Para além dessa manifestação individual, ele também comparece em imagens culturais, na literatura e nos contos de fadas. Como símbolo, revela ambivalência: para alguns, suscita horror, medo e repulsa; para outros, evoca abundância, prosperidade e fecundidade.
O Dicionário de Símbolos aduz que o rato apresenta um simbolismo ambivalente, podendo representar tanto a impureza e a destruição quanto a fecundidade e a astúcia:
Esfomeado, prolífico e noturno como o coelho, o rato poderia, a exemplo desse outro roedor, ser o tema de uma metáfora galante, se não aparecesse também como uma criatura temível, até infernal. É, pois, um símbolo ctônico, que desempenha um papel importante na civilização mediterrânea, desde os tempos pré-helênicos, associado com frequência à serpente* e à toupeira*
CHEVALIER; GHEERBRANT, 2021, p. 847
Neste sentido, Clarice Lispector, no conto ‘Perdoando Deus’, descreve um momento sublime em que a narradora, sentindo-se conectada a Deus, experimenta horror ao deparar-se com essa criatura morta. Após o choque, reflete sobre como o rato também pertence às coisas criadas por Deus, chegando à síntese de que ele faz parte do mundo — e que é impossível amar a Deus amando apenas as criaturas graciosas. (1998, p. 41-45)
O deus Ganesha utiliza como montaria o camundongo Mushika. Na arte maharashtriana, era tradicional representar Mushika como um rato de grandes proporções, enquanto Ganesha aparecia montado sobre ele, como se fosse um cavalo.
Nessa perspectiva, nos contos de fadas, os ratos desempenham um papel similar. No conto Cinderela, na adaptação francesa de Charles Perrault (PERRAULT, 2021) assumem papel significativo, sendo transformados em cocheiro e cavalos, responsáveis por conduzir a protagonista até o baile.
O rato, como símbolo, também foi objeto de estudo de Freud em O Homem dos Ratos (FREUD, 1909, apud JUNG, 2013b, p. 445). Freud privilegia uma leitura causal em que elementos oníricos remetem a desejos recalcados e conteúdos sexuais/fecais, articulando o rato a conotações fálicas e anais.
Para o psicanalista, o animal — considerado impuro e que escava as entranhas da terra — possui conotações fálicas e anais, associando-se simbolicamente a noções de riqueza e dinheiro. (CHEVALIER; GHEERBRANT, 2021, p. 847).

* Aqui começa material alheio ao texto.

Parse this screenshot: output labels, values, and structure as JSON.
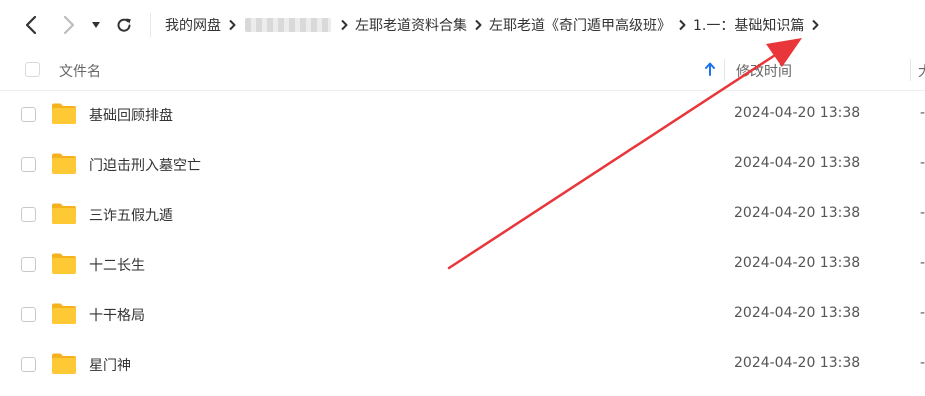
{
  "nav": {
    "back_icon": "chevron-left-icon",
    "forward_icon": "chevron-right-icon",
    "history_icon": "caret-down-icon",
    "refresh_icon": "refresh-icon"
  },
  "breadcrumb": {
    "items": [
      "我的网盘",
      "",
      "左耶老道资料合集",
      "左耶老道《奇门遁甲高级班》",
      "1.一：基础知识篇"
    ]
  },
  "columns": {
    "name": "文件名",
    "mtime": "修改时间",
    "size": "大"
  },
  "files": [
    {
      "name": "基础回顾排盘",
      "time": "2024-04-20 13:38",
      "size": "-"
    },
    {
      "name": "门迫击刑入墓空亡",
      "time": "2024-04-20 13:38",
      "size": "-"
    },
    {
      "name": "三诈五假九遁",
      "time": "2024-04-20 13:38",
      "size": "-"
    },
    {
      "name": "十二长生",
      "time": "2024-04-20 13:38",
      "size": "-"
    },
    {
      "name": "十干格局",
      "time": "2024-04-20 13:38",
      "size": "-"
    },
    {
      "name": "星门神",
      "time": "2024-04-20 13:38",
      "size": "-"
    }
  ],
  "colors": {
    "folder": "#FFC935",
    "folder_back": "#F5B21F",
    "accent": "#1A73E8",
    "annotation": "#E8363A"
  }
}
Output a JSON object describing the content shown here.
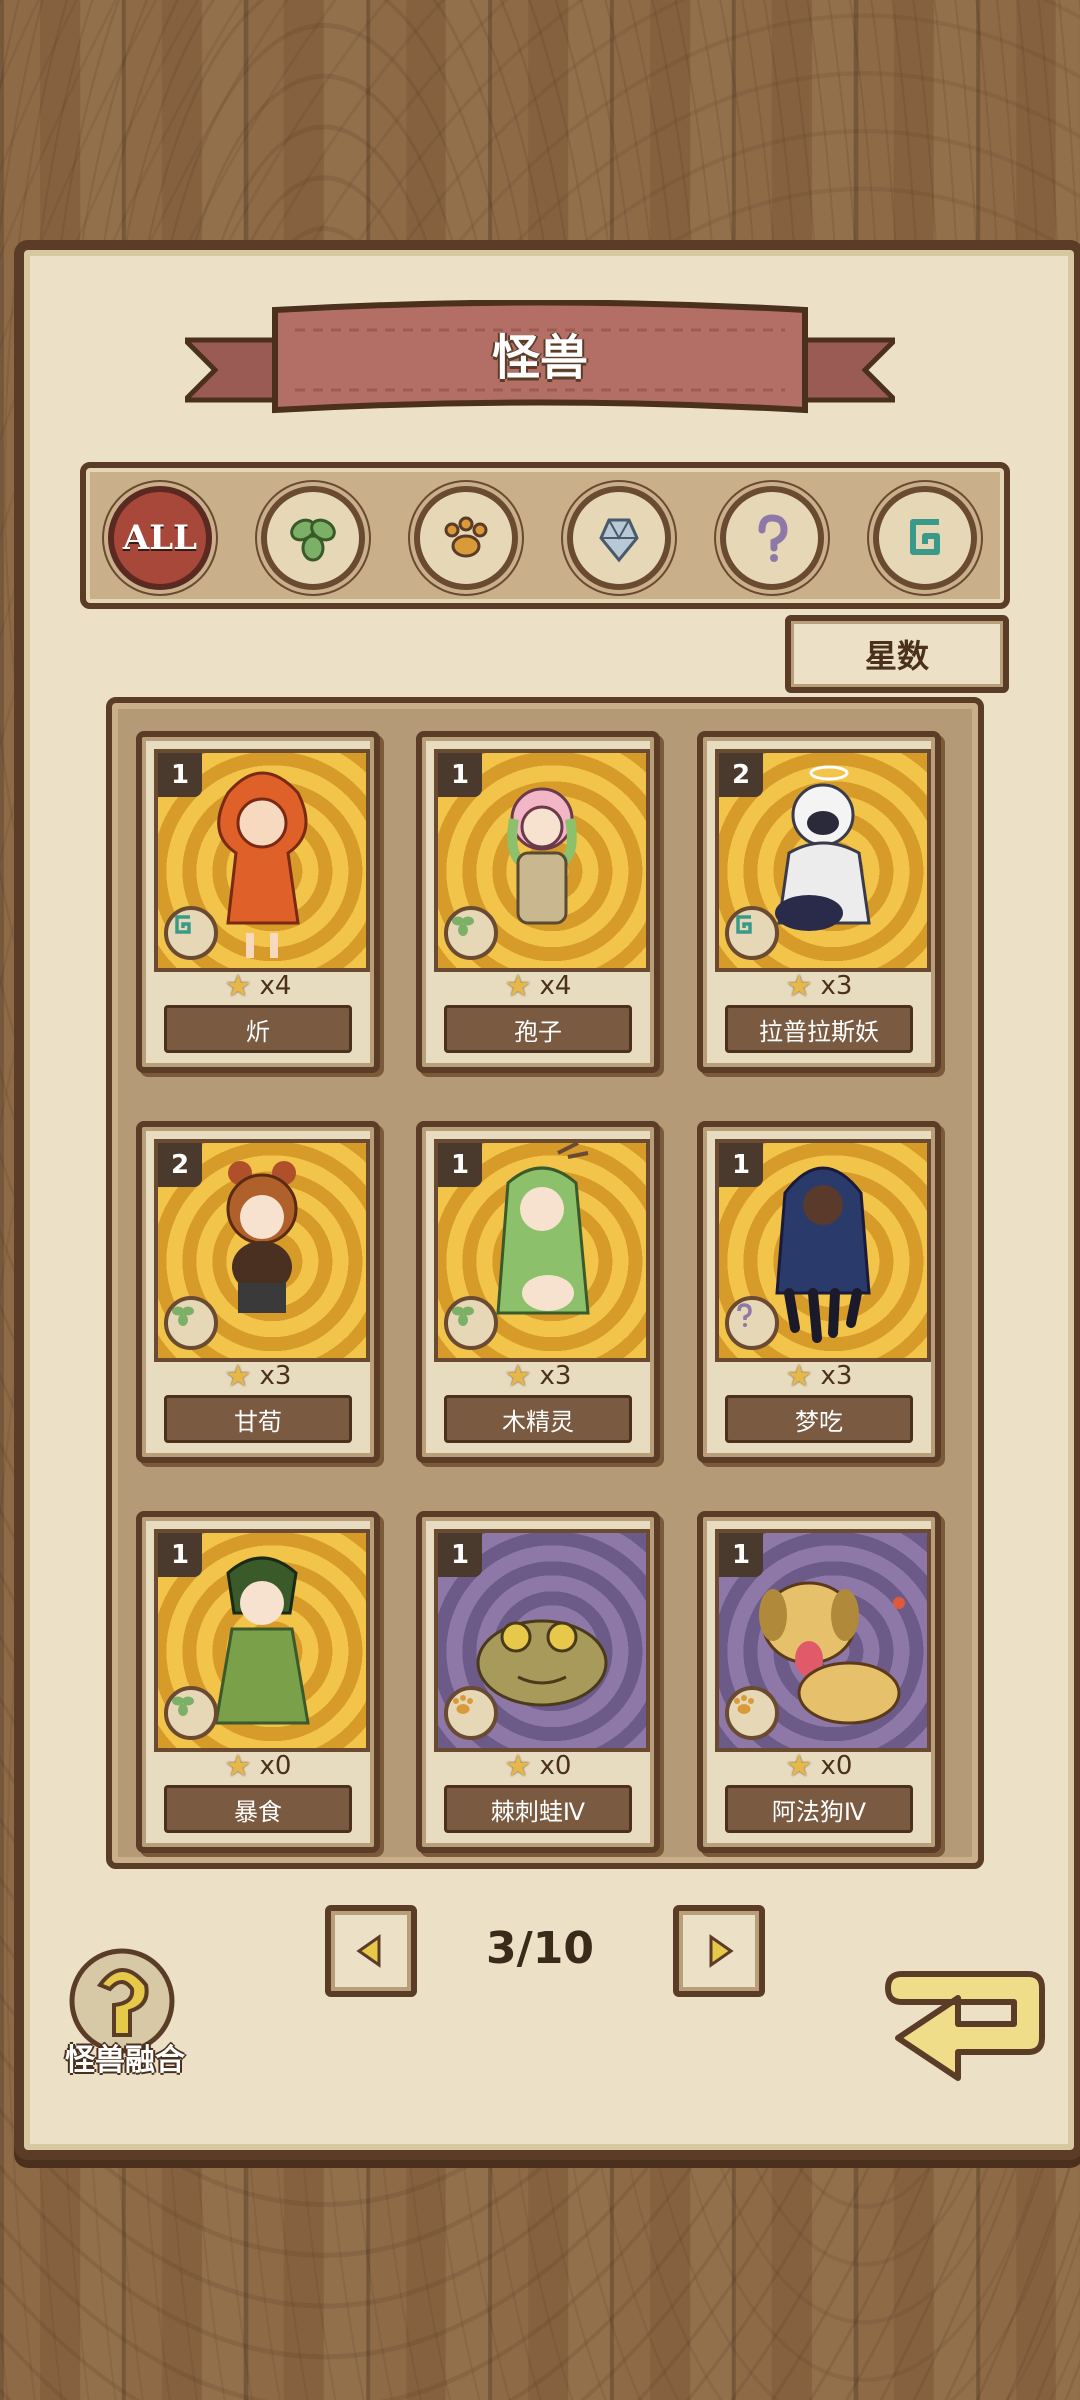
{
  "header": {
    "title": "怪兽"
  },
  "filters": [
    {
      "id": "all",
      "label": "ALL",
      "icon": "all-icon",
      "active": true
    },
    {
      "id": "plant",
      "icon": "leaf-icon",
      "active": false
    },
    {
      "id": "beast",
      "icon": "paw-icon",
      "active": false
    },
    {
      "id": "mineral",
      "icon": "crystal-icon",
      "active": false
    },
    {
      "id": "unknown",
      "icon": "question-icon",
      "active": false
    },
    {
      "id": "spirit",
      "icon": "spiral-icon",
      "active": false
    }
  ],
  "sort": {
    "label": "星数"
  },
  "cards": [
    {
      "level": "1",
      "stars": "x4",
      "name": "炘",
      "type_icon": "spiral-icon",
      "bg": "gold"
    },
    {
      "level": "1",
      "stars": "x4",
      "name": "孢子",
      "type_icon": "leaf-icon",
      "bg": "gold"
    },
    {
      "level": "2",
      "stars": "x3",
      "name": "拉普拉斯妖",
      "type_icon": "spiral-icon",
      "bg": "gold"
    },
    {
      "level": "2",
      "stars": "x3",
      "name": "甘荀",
      "type_icon": "leaf-icon",
      "bg": "gold"
    },
    {
      "level": "1",
      "stars": "x3",
      "name": "木精灵",
      "type_icon": "leaf-icon",
      "bg": "gold"
    },
    {
      "level": "1",
      "stars": "x3",
      "name": "梦吃",
      "type_icon": "question-icon",
      "bg": "gold"
    },
    {
      "level": "1",
      "stars": "x0",
      "name": "暴食",
      "type_icon": "leaf-icon",
      "bg": "gold"
    },
    {
      "level": "1",
      "stars": "x0",
      "name": "棘刺蛙Ⅳ",
      "type_icon": "paw-icon",
      "bg": "purple"
    },
    {
      "level": "1",
      "stars": "x0",
      "name": "阿法狗Ⅳ",
      "type_icon": "paw-icon",
      "bg": "purple"
    }
  ],
  "pager": {
    "current": "3/10"
  },
  "fusion": {
    "label": "怪兽融合"
  },
  "colors": {
    "paper": "#ece1c6",
    "ink": "#5a3c27",
    "banner": "#b36f66",
    "gold": "#f2c44a",
    "purple": "#8d78a8"
  }
}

Dessa breve apresentação, é possível notar que a imagem do rato evoca percepções contrastantes entre Oriente e Ocidente.
Enquanto nas tradições orientais o rato está frequentemente associado à prosperidade, inteligência e abundância, como no simbolismo hindu de Ganesha, onde ele é o veículo do deus da sabedoria. No imaginário ocidental a mesma figura costuma remeter à astúcia, horror, furtividade e degradação, como na expressão popular “rato de praia” ou “rato de porão”.

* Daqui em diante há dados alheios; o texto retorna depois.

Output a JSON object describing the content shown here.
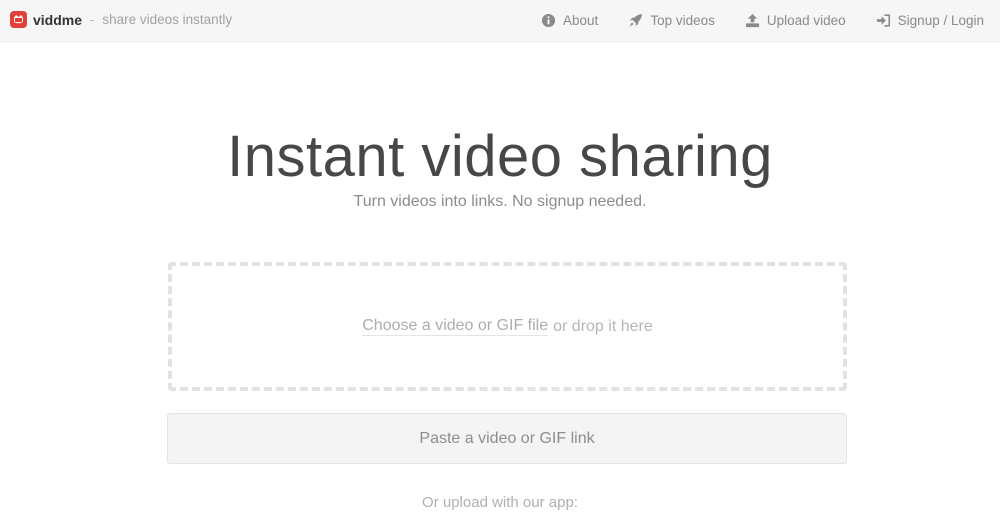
{
  "header": {
    "brand_name": "viddme",
    "separator": "-",
    "tagline": "share videos instantly",
    "nav": [
      {
        "icon": "info-circle-icon",
        "label": "About"
      },
      {
        "icon": "rocket-icon",
        "label": "Top videos"
      },
      {
        "icon": "upload-icon",
        "label": "Upload video"
      },
      {
        "icon": "sign-in-icon",
        "label": "Signup / Login"
      }
    ]
  },
  "hero": {
    "title": "Instant video sharing",
    "subtitle": "Turn videos into links. No signup needed."
  },
  "dropzone": {
    "choose_link": "Choose a video or GIF file",
    "rest": "or drop it here"
  },
  "paste_box": {
    "label": "Paste a video or GIF link"
  },
  "app_upload": {
    "label": "Or upload with our app:"
  },
  "colors": {
    "brand_red": "#e0403a",
    "topbar_bg": "#f6f6f7",
    "title": "#474747"
  }
}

Essa dualidade revela como um mesmo símbolo pode se manifestar sob polaridades culturais distintas, expressando tanto o aspecto luminoso quanto o sombrio de uma mesma energia simbólica.
A presente exposição não pretende transformar este artigo em um glossário da imagem do rato; ao contrário, busca evidenciar as inúmeras variações pelas quais o rato se apresenta como símbolo. Nas palavras de Jung, a assimilação nunca é isto ou aquilo, mas sempre um isto e aquilo (JUNG, 2012, p. 39).
Essa é a principal característica do símbolo: ser isto e aquilo; carregar um aspecto consciente (isto) e um aspecto inconsciente (aquilo). Há sempre algo a mais — sempre o mistério, o enigma. O símbolo não é feito para ser decifrado; ele mobiliza e impacta. É a partir dessas ampliações que o símbolo possibilita a transformação do sonhador.
No cerne deste artigo está a divergência entre Freud e Jung: o modo como cada um compreende a imagem no sonho. Jung (cf. 2013b, p. 445), em A Vida Simbólica, critica as interpretações reducionistas da psicanálise, que tratam os símbolos como meras expressões de repressões infantis. Apesar de Jung reconhecer o mérito de Freud em não empreender nenhuma interpretação de sonhos sem a participação do próprio sonhador, pois as palavras não tem um sentido, mas muitos (2013a, p. 239).
Para Jung, o símbolo não se esgota em significados pessoais; antes, aponta para dimensões mais amplas da psique e da experiência humana.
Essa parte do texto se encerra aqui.